当我将小字典转换为 pickle 时,它的内存小于 0kb,并且呈现 EOFError: Ran out of input
,这在此处进行了解释 Why do I get "Pickle - EOFError: Ran out of input" reading an empty file?
如果您喜欢紧凑的文件格式,我建议您使用 pickle。
# import packages
import pandas as pd
import numpy as np
import pickle
import os
# create dictionary of dataframes
nrows, ncols, ndataframes = 1_000, 50, 100
my_dict = {k:v for (k,v) in [[f'df_{n}', pd.DataFrame(np.random.rand(nrows, ncols))] for n in range(ndataframes)]}
# save dictionary as pickle file
pickle_out = open('my_dict.pickle', 'wb')
pickle.dump(my_dict, pickle_out)
pickle_out.close()
# create new dictionary from pickle file
pickle_in = open('my_dict.pickle', 'rb')
new_dict = pickle.load(pickle_in)
# print file size
print('File size pickle file is', round(os.path.getsize('my_dict.pickle') / (1024**2), 1), 'MB')
# sample
new_dict['df_10'].iloc[:5, :5]
结果:
File size pickle file is 38.2 MB
0 1 2 3 4
0 0.338838 0.501158 0.406240 0.693233 0.567305
1 0.092142 0.569312 0.952694 0.083705 0.006950
2 0.684314 0.373091 0.550300 0.391419 0.877889
3 0.117929 0.597653 0.726894 0.763094 0.466603
4 0.530755 0.472033 0.553457 0.863435 0.906389
另一种选择可能是 HDFStore,它是一个类似 dict 的对象,它使用高性能 HDF5 格式读写 pandas,更多细节在这里:http://pandas-docs.github.io/pandas-docs-travis/user_guide/io.html#hdf5-pytables
我有一本包含数据框的字典。
dictionary = {"key1": df1,
"key2": df2, and so on...}
很少有 Whosebug 帖子和 reddit 建议 Json 模块和 pickle 模块。
什么是最有效的方法,为什么?
当我将小字典转换为 pickle 时,它的内存小于 0kb,并且呈现 EOFError: Ran out of input
,这在此处进行了解释 Why do I get "Pickle - EOFError: Ran out of input" reading an empty file?

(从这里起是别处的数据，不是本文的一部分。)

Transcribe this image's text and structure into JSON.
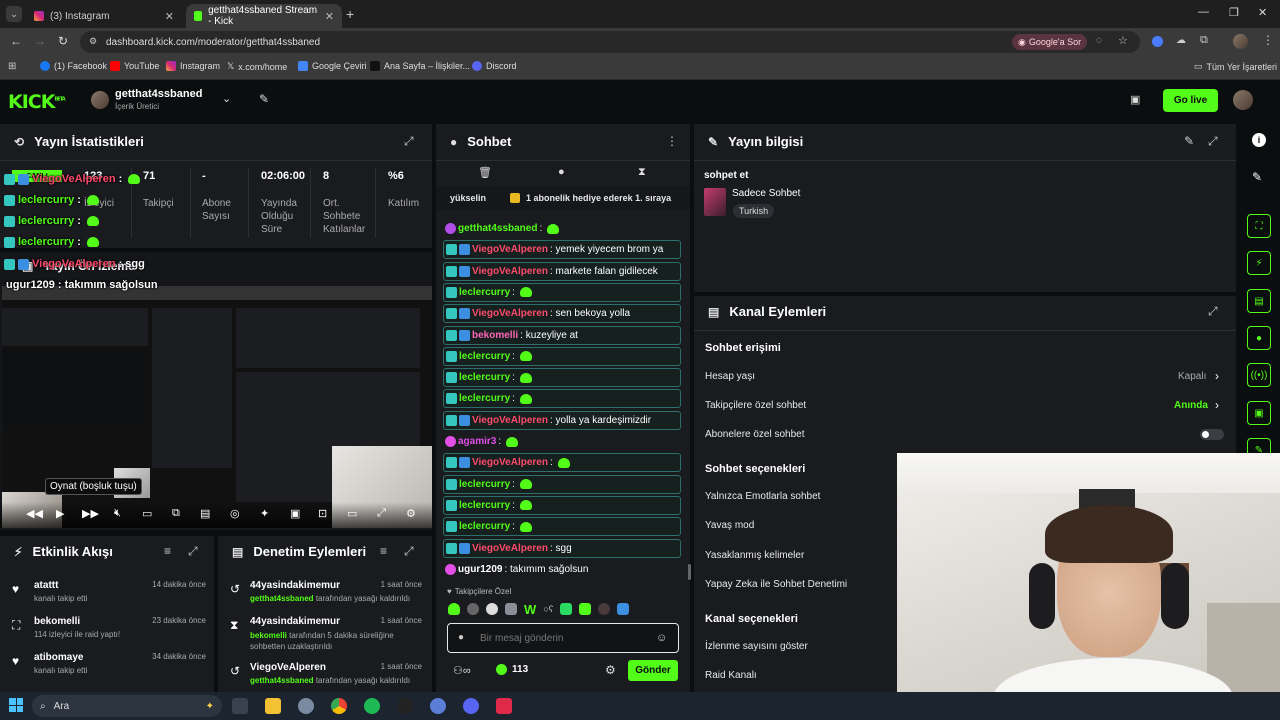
{
  "browser": {
    "tabs": [
      {
        "label": "(3) Instagram"
      },
      {
        "label": "getthat4ssbaned Stream - Kick"
      }
    ],
    "url": "dashboard.kick.com/moderator/getthat4ssbaned",
    "google_ask": "Google'a Sor",
    "bookmarks": [
      "(1) Facebook",
      "YouTube",
      "Instagram",
      "x.com/home",
      "Google Çeviri",
      "Ana Sayfa – İlişkiler...",
      "Discord"
    ],
    "all_bookmarks": "Tüm Yer İşaretleri"
  },
  "header": {
    "logo": "KICK",
    "logo_beta": "BETA",
    "channel_name": "getthat4ssbaned",
    "role": "İçerik Üretici",
    "go_live": "Go live"
  },
  "stats": {
    "title": "Yayın İstatistikleri",
    "items": [
      {
        "value": "123",
        "label": "İzleyici"
      },
      {
        "value": "71",
        "label": "Takipçi"
      },
      {
        "value": "-",
        "label": "Abone Sayısı"
      },
      {
        "value": "02:06:00",
        "label": "Yayında Olduğu Süre"
      },
      {
        "value": "8",
        "label": "Ort. Sohbete Katılanlar"
      },
      {
        "value": "%6",
        "label": "Katılım"
      }
    ],
    "live_badge": "CANLI"
  },
  "preview": {
    "title": "Yayın Ön İzleme",
    "tooltip": "Oynat (boşluk tuşu)"
  },
  "overlay_chat": [
    {
      "user": "ViegoVeAlperen",
      "text": ":"
    },
    {
      "user": "leclercurry",
      "text": ":"
    },
    {
      "user": "leclercurry",
      "text": ":"
    },
    {
      "user": "leclercurry",
      "text": ":"
    },
    {
      "user": "ViegoVeAlperen",
      "text": ": sgg"
    },
    {
      "user": "ugur1209",
      "text": ": takımım sağolsun"
    }
  ],
  "chat": {
    "title": "Sohbet",
    "pinned_left": "yükselin",
    "pinned_right": "1 abonelik hediye ederek 1. sıraya",
    "messages": [
      {
        "user": "getthat4ssbaned",
        "text": ":",
        "emote": true,
        "style": "owner"
      },
      {
        "user": "ViegoVeAlperen",
        "text": ": yemek yiyecem brom ya",
        "emote": false
      },
      {
        "user": "ViegoVeAlperen",
        "text": ": markete falan gidilecek",
        "emote": false
      },
      {
        "user": "leclercurry",
        "text": ":",
        "emote": true
      },
      {
        "user": "ViegoVeAlperen",
        "text": ": sen bekoya yolla",
        "emote": false
      },
      {
        "user": "bekomelli",
        "text": ": kuzeyliye at",
        "emote": false
      },
      {
        "user": "leclercurry",
        "text": ":",
        "emote": true
      },
      {
        "user": "leclercurry",
        "text": ":",
        "emote": true
      },
      {
        "user": "leclercurry",
        "text": ":",
        "emote": true
      },
      {
        "user": "ViegoVeAlperen",
        "text": ": yolla ya kardeşimizdir",
        "emote": false
      },
      {
        "user": "agamir3",
        "text": ":",
        "emote": true,
        "style": "plain"
      },
      {
        "user": "ViegoVeAlperen",
        "text": ":",
        "emote": true
      },
      {
        "user": "leclercurry",
        "text": ":",
        "emote": true
      },
      {
        "user": "leclercurry",
        "text": ":",
        "emote": true
      },
      {
        "user": "leclercurry",
        "text": ":",
        "emote": true
      },
      {
        "user": "ViegoVeAlperen",
        "text": ": sgg",
        "emote": false
      },
      {
        "user": "ugur1209",
        "text": ": takımım sağolsun",
        "emote": false,
        "style": "plain"
      }
    ],
    "followers_only": "Takipçilere Özel",
    "input_placeholder": "Bir mesaj gönderin",
    "points": "113",
    "send": "Gönder"
  },
  "stream_info": {
    "title": "Yayın bilgisi",
    "stream_title": "sohpet et",
    "category": "Sadece Sohbet",
    "language": "Turkish"
  },
  "channel_actions": {
    "title": "Kanal Eylemleri",
    "sections": [
      {
        "label": "Sohbet erişimi"
      },
      {
        "label": "Sohbet seçenekleri"
      },
      {
        "label": "Kanal seçenekleri"
      }
    ],
    "rows": [
      {
        "label": "Hesap yaşı",
        "value": "Kapalı"
      },
      {
        "label": "Takipçilere özel sohbet",
        "value": "Anında"
      },
      {
        "label": "Abonelere özel sohbet",
        "value": ""
      },
      {
        "label": "Yalnızca Emotlarla sohbet",
        "value": ""
      },
      {
        "label": "Yavaş mod",
        "value": ""
      },
      {
        "label": "Yasaklanmış kelimeler",
        "value": ""
      },
      {
        "label": "Yapay Zeka ile Sohbet Denetimi",
        "value": ""
      },
      {
        "label": "İzlenme sayısını göster",
        "value": ""
      },
      {
        "label": "Raid Kanalı",
        "value": ""
      }
    ]
  },
  "activity": {
    "title": "Etkinlik Akışı",
    "events": [
      {
        "user": "atattt",
        "desc": "kanalı takip etti",
        "time": "14 dakika önce"
      },
      {
        "user": "bekomelli",
        "desc": "114 izleyici ile raid yaptı!",
        "time": "23 dakika önce"
      },
      {
        "user": "atibomaye",
        "desc": "kanalı takip etti",
        "time": "34 dakika önce"
      }
    ]
  },
  "moderation": {
    "title": "Denetim Eylemleri",
    "events": [
      {
        "user": "44yasindakimemur",
        "actor": "getthat4ssbaned",
        "desc": "tarafından yasağı kaldırıldı",
        "time": "1 saat önce"
      },
      {
        "user": "44yasindakimemur",
        "actor": "bekomelli",
        "desc": "tarafından 5 dakika süreliğine sohbetten uzaklaştırıldı",
        "time": "1 saat önce"
      },
      {
        "user": "ViegoVeAlperen",
        "actor": "getthat4ssbaned",
        "desc": "tarafından yasağı kaldırıldı",
        "time": "1 saat önce"
      }
    ]
  },
  "taskbar": {
    "search": "Ara"
  }
}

如果您喜欢紧凑的文件格式,我建议您使用 pickle。
# import packages
import pandas as pd
import numpy as np
import pickle
import os
# create dictionary of dataframes
nrows, ncols, ndataframes = 1_000, 50, 100
my_dict = {k:v for (k,v) in [[f'df_{n}', pd.DataFrame(np.random.rand(nrows, ncols))] for n in range(ndataframes)]}
# save dictionary as pickle file
pickle_out = open('my_dict.pickle', 'wb')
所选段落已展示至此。